Réaffirmant l’engagement du Gabon en matière de protection de l’environnement, Ali Bongo a annoncé la création au Gabon de 20 aires marines protégées, le 5 juin dernier à New York.

Ali Bongo pendant son allocution au Sommet des océans, le 5 juin 2017 à New York. © DCP

 

Présent à l’ouverture des travaux du Sommet des océans, le 5 juin à New York, le président gabonais a annoncé la création au Gabon de 20 aires marines protégées. Soit neuf parcs marins et 11 réserves aquatiques couvrant 26% de l’espace marin gabonais.

«Le Gabon concrétise ainsi sur son espace maritime ce qu’il a déjà̀ su faire avec la création d’un réseau de parcs naturels correspondant à plus de 11% de notre espace terrestre, il y a maintenant 15 ans, à la suite du Sommet de la terre de Johannesburg», a déclaré Ali Bongo, lors du discours prononcé à cet effet. «Protéger la biodiversité marine et en assurer sa préservation, et partant la reconstitution de la ressource pour une gestion durable est aujourd’hui une réalité au Gabon», a indiqué le chef de l’Etat.

Ali Bongo a ainsi justifié cette décision par le fait que la gestion durable ne peut se concevoir dans sa seule dimension de la conservation. «Bien au contraire, nous l’envisageons aussi par un usage rationnel mieux à même de donner du sens à sa préservation par les populations qui en vivent», a-t-il indiqué, soulignant dès lors que «le développement d’une industrie halieutique et touristique pour assurer non seulement notre sécurité́ alimentaire, mais aussi fournir des emplois à nos compatriotes».

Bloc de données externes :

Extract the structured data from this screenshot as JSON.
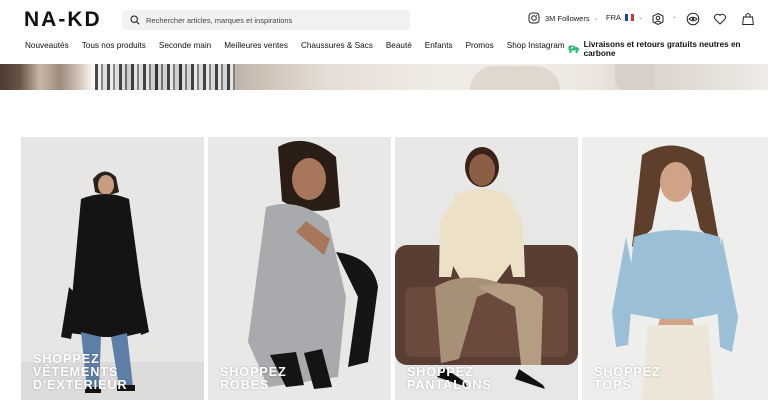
{
  "header": {
    "logo": "NA-KD",
    "search_placeholder": "Rechercher articles, marques et inspirations",
    "instagram_followers": "3M Followers",
    "language": "FRA"
  },
  "nav": {
    "items": [
      "Nouveautés",
      "Tous nos produits",
      "Seconde main",
      "Meilleures ventes",
      "Chaussures & Sacs",
      "Beauté",
      "Enfants",
      "Promos",
      "Shop Instagram"
    ],
    "promo_text": "Livraisons et retours gratuits neutres en carbone"
  },
  "tiles": [
    {
      "lines": [
        "Shoppez",
        "vêtements",
        "d'extérieur"
      ]
    },
    {
      "lines": [
        "Shoppez",
        "robes"
      ]
    },
    {
      "lines": [
        "Shoppez",
        "pantalons"
      ]
    },
    {
      "lines": [
        "Shoppez",
        "tops"
      ]
    }
  ],
  "colors": {
    "accent_green": "#2bb673",
    "search_bg": "#f2f2f2",
    "flag_blue": "#1f3fa8",
    "flag_red": "#e0302f"
  }
}
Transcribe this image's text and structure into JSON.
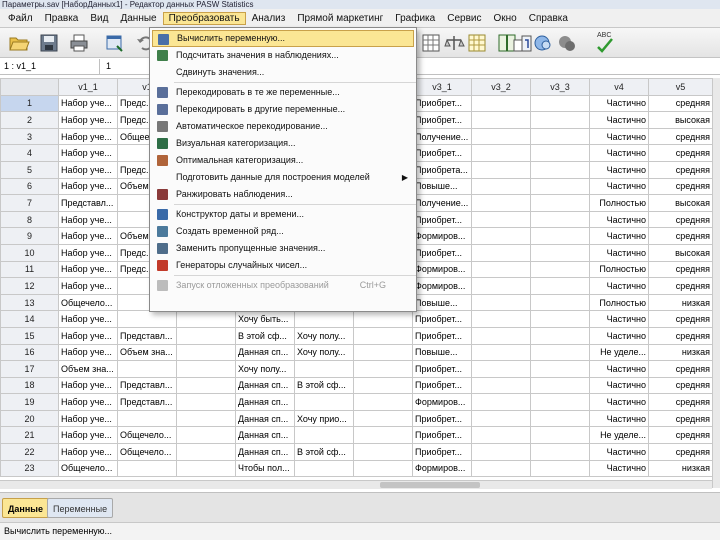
{
  "window": {
    "title": "Параметры.sav [НаборДанных1] - Редактор данных PASW Statistics"
  },
  "menubar": [
    "Файл",
    "Правка",
    "Вид",
    "Данные",
    "Преобразовать",
    "Анализ",
    "Прямой маркетинг",
    "Графика",
    "Сервис",
    "Окно",
    "Справка"
  ],
  "toolbar": {
    "icons": [
      "open-icon",
      "save-icon",
      "print-icon",
      "dialog-recall-icon",
      "undo-icon",
      "goto-case-icon",
      "variables-icon",
      "find-icon",
      "split-file-icon",
      "weight-cases-icon",
      "select-cases-icon",
      "value-labels-icon",
      "use-sets-icon",
      "show-all-icon",
      "spelling-icon"
    ],
    "spelling_label": "ABC"
  },
  "cell_editor": {
    "ref": "1 : v1_1",
    "value": "1"
  },
  "grid": {
    "columns": [
      "",
      "v1_1",
      "v1",
      "",
      "",
      "",
      "",
      "v3_1",
      "v3_2",
      "v3_3",
      "v4",
      "v5"
    ],
    "rows": [
      [
        "1",
        "Набор уче...",
        "Предс...",
        "",
        "",
        "",
        "",
        "Приобрет...",
        "",
        "",
        "Частично",
        "средняя"
      ],
      [
        "2",
        "Набор уче...",
        "Предс...",
        "",
        "",
        "",
        "",
        "Приобрет...",
        "",
        "",
        "Частично",
        "высокая"
      ],
      [
        "3",
        "Набор уче...",
        "Общее...",
        "",
        "",
        "",
        "",
        "Получение...",
        "",
        "",
        "Частично",
        "средняя"
      ],
      [
        "4",
        "Набор уче...",
        "",
        "",
        "",
        "",
        "",
        "Приобрет...",
        "",
        "",
        "Частично",
        "средняя"
      ],
      [
        "5",
        "Набор уче...",
        "Предс...",
        "",
        "",
        "",
        "",
        "Приобрета...",
        "",
        "",
        "Частично",
        "средняя"
      ],
      [
        "6",
        "Набор уче...",
        "Объем...",
        "",
        "",
        "",
        "",
        "Повыше...",
        "",
        "",
        "Частично",
        "средняя"
      ],
      [
        "7",
        "Представл...",
        "",
        "",
        "",
        "",
        "",
        "Получение...",
        "",
        "",
        "Полностью",
        "высокая"
      ],
      [
        "8",
        "Набор уче...",
        "",
        "",
        "",
        "",
        "",
        "Приобрет...",
        "",
        "",
        "Частично",
        "средняя"
      ],
      [
        "9",
        "Набор уче...",
        "Объем...",
        "",
        "",
        "",
        "",
        "Формиров...",
        "",
        "",
        "Частично",
        "средняя"
      ],
      [
        "10",
        "Набор уче...",
        "Предс...",
        "",
        "",
        "",
        "",
        "Приобрет...",
        "",
        "",
        "Частично",
        "высокая"
      ],
      [
        "11",
        "Набор уче...",
        "Предс...",
        "",
        "",
        "",
        "",
        "Формиров...",
        "",
        "",
        "Полностью",
        "средняя"
      ],
      [
        "12",
        "Набор уче...",
        "",
        "",
        "",
        "",
        "",
        "Формиров...",
        "",
        "",
        "Частично",
        "средняя"
      ],
      [
        "13",
        "Общечело...",
        "",
        "",
        "",
        "",
        "",
        "Повыше...",
        "",
        "",
        "Полностью",
        "низкая"
      ],
      [
        "14",
        "Набор уче...",
        "",
        "",
        "Хочу быть...",
        "",
        "",
        "Приобрет...",
        "",
        "",
        "Частично",
        "средняя"
      ],
      [
        "15",
        "Набор уче...",
        "Представл...",
        "",
        "В этой сф...",
        "Хочу полу...",
        "",
        "Приобрет...",
        "",
        "",
        "Частично",
        "средняя"
      ],
      [
        "16",
        "Набор уче...",
        "Объем зна...",
        "",
        "Данная сп...",
        "Хочу полу...",
        "",
        "Повыше...",
        "",
        "",
        "Не уделе...",
        "низкая"
      ],
      [
        "17",
        "Объем зна...",
        "",
        "",
        "Хочу полу...",
        "",
        "",
        "Приобрет...",
        "",
        "",
        "Частично",
        "средняя"
      ],
      [
        "18",
        "Набор уче...",
        "Представл...",
        "",
        "Данная сп...",
        "В этой сф...",
        "",
        "Приобрет...",
        "",
        "",
        "Частично",
        "средняя"
      ],
      [
        "19",
        "Набор уче...",
        "Представл...",
        "",
        "Данная сп...",
        "",
        "",
        "Формиров...",
        "",
        "",
        "Частично",
        "средняя"
      ],
      [
        "20",
        "Набор уче...",
        "",
        "",
        "Данная сп...",
        "Хочу прио...",
        "",
        "Приобрет...",
        "",
        "",
        "Частично",
        "средняя"
      ],
      [
        "21",
        "Набор уче...",
        "Общечело...",
        "",
        "Данная сп...",
        "",
        "",
        "Приобрет...",
        "",
        "",
        "Не уделе...",
        "средняя"
      ],
      [
        "22",
        "Набор уче...",
        "Общечело...",
        "",
        "Данная сп...",
        "В этой сф...",
        "",
        "Приобрет...",
        "",
        "",
        "Частично",
        "средняя"
      ],
      [
        "23",
        "Общечело...",
        "",
        "",
        "Чтобы пол...",
        "",
        "",
        "Формиров...",
        "",
        "",
        "Частично",
        "низкая"
      ]
    ]
  },
  "dropdown": {
    "items": [
      {
        "label": "Вычислить переменную...",
        "icon": "calculator-icon",
        "highlight": true
      },
      {
        "label": "Подсчитать значения в наблюдениях...",
        "icon": "count-icon"
      },
      {
        "label": "Сдвинуть значения...",
        "icon": ""
      },
      {
        "sep": true
      },
      {
        "label": "Перекодировать в те же переменные...",
        "icon": "recode-same-icon"
      },
      {
        "label": "Перекодировать в другие переменные...",
        "icon": "recode-different-icon"
      },
      {
        "label": "Автоматическое перекодирование...",
        "icon": "auto-recode-icon"
      },
      {
        "label": "Визуальная категоризация...",
        "icon": "visual-binning-icon"
      },
      {
        "label": "Оптимальная категоризация...",
        "icon": "optimal-binning-icon"
      },
      {
        "label": "Подготовить данные для построения моделей",
        "icon": "",
        "submenu": true
      },
      {
        "label": "Ранжировать наблюдения...",
        "icon": "rank-cases-icon"
      },
      {
        "sep": true
      },
      {
        "label": "Конструктор даты и времени...",
        "icon": "date-wizard-icon"
      },
      {
        "label": "Создать временной ряд...",
        "icon": "time-series-icon"
      },
      {
        "label": "Заменить пропущенные значения...",
        "icon": "replace-missing-icon"
      },
      {
        "label": "Генераторы случайных чисел...",
        "icon": "random-generator-icon"
      },
      {
        "sep": true
      },
      {
        "label": "Запуск отложенных преобразований",
        "icon": "run-pending-icon",
        "disabled": true,
        "shortcut": "Ctrl+G"
      }
    ]
  },
  "tabs": {
    "data": "Данные",
    "variables": "Переменные"
  },
  "status": {
    "text": "Вычислить переменную..."
  }
}
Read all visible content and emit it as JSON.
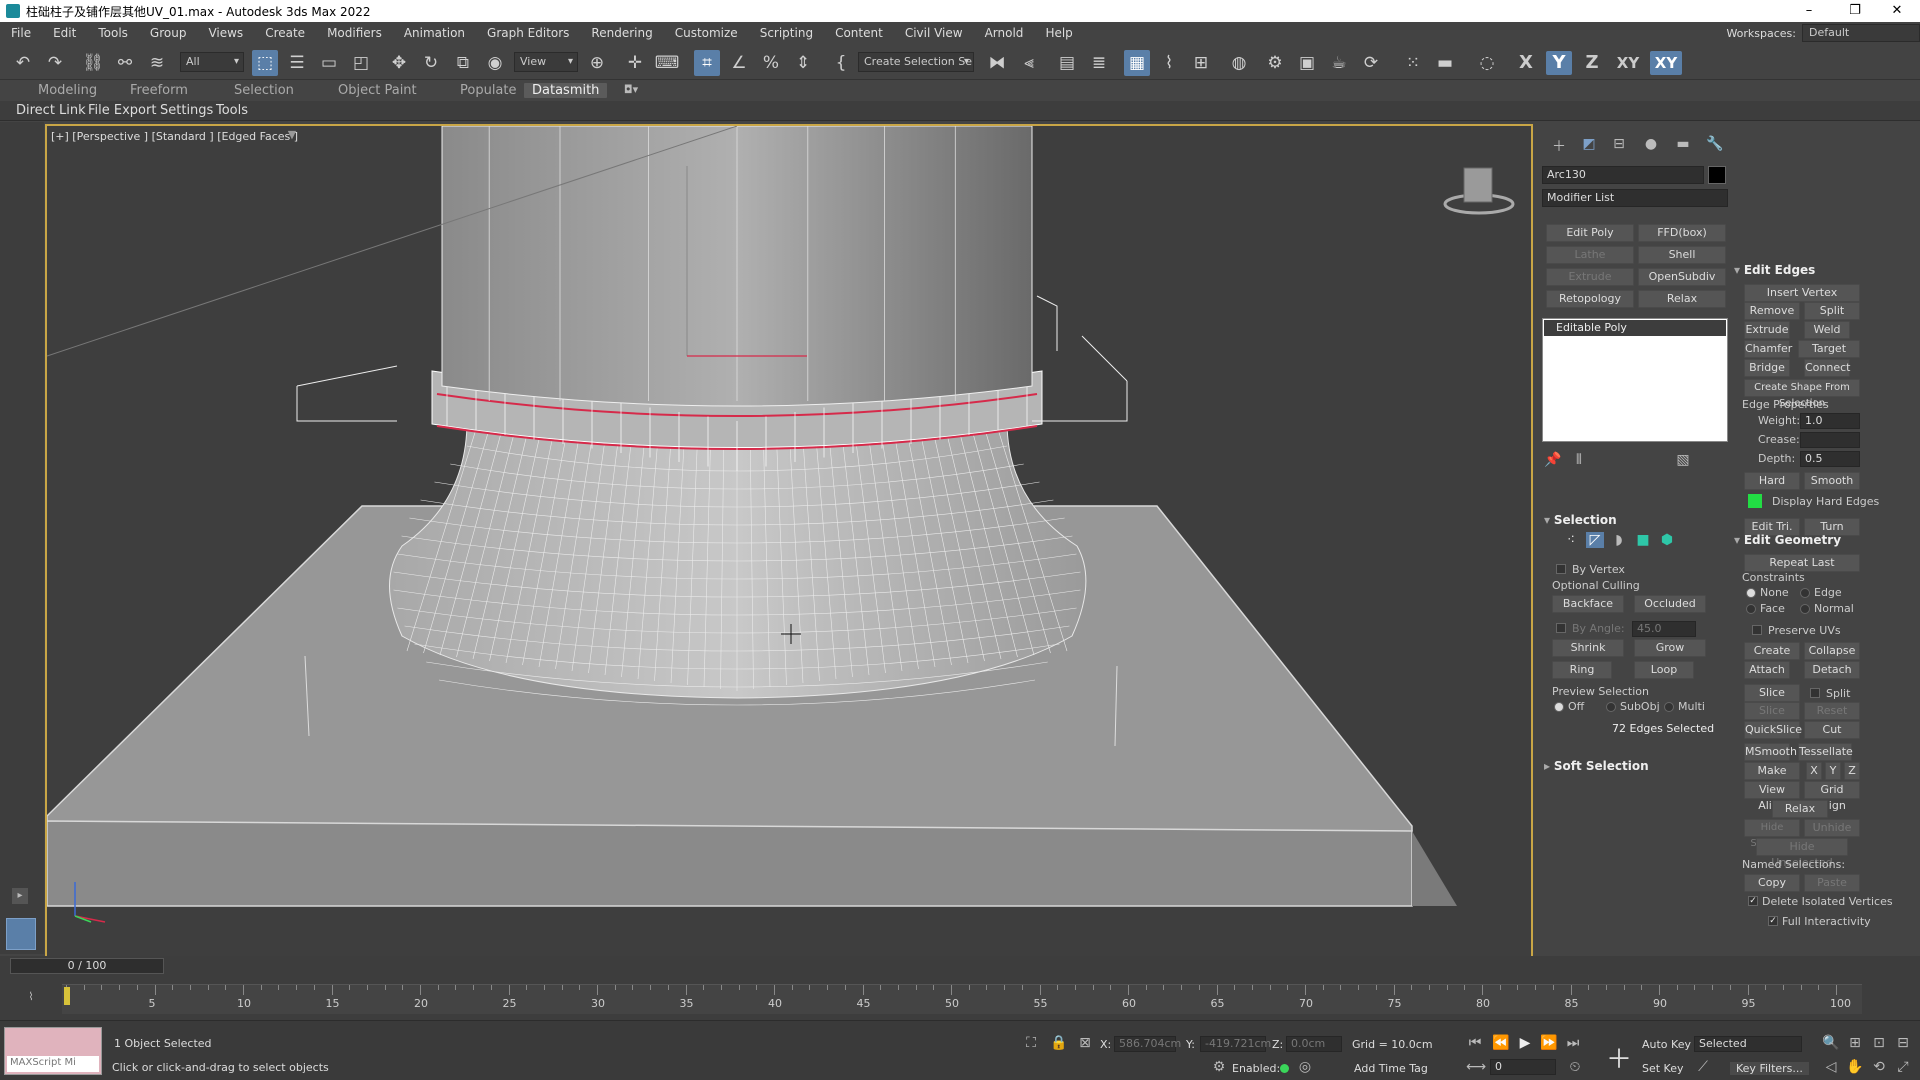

Dans ce sens, le président gabonais a invité les exploitants des ressources halieutiques au Gabon à respecter la vision des autorités, en vue d’établir des partenariats mutuellement bénéfiques. Aussi, Ali Bongo a-t-il estimé que «la politique internationale des océans devrait couvrir les nouvelles problématiques qui complexifient davantage notre gestion commune de ce patrimoine». Il s’agit de la lutte contre la piraterie, les trafics divers, les pêches sauvages, «mais aussi du nécessaire partage des savoirs et des transferts de technologies, sans oublier la lutte contre toutes les formes de pollution», a-t-il détaillé.

Initiative innovante sur le continent africain, la création de ce réseau d’aires protégées aquatiques confirme l’implication du Gabon dans la préservation de l’environnement. Mais également, son engagement à mettre en œuvre une gestion efficace et durable des ressources naturelles marines nationales.

Une politique destinée à réhabiliter les stocks de poisson, à augmenter la production durable des ressources halieutiques disponibles et à protéger le milieu marin dont les multiples répercussions impacteront positivement, et de façon directe, les populations gabonaises. Sur ce dernier point, en effet, les océans jouent un rôle important dans la lutte contre le changement climatique. Ces écosystèmes absorbent notamment plus de 30% du gaz carbonique, principal gaz à effet de serre.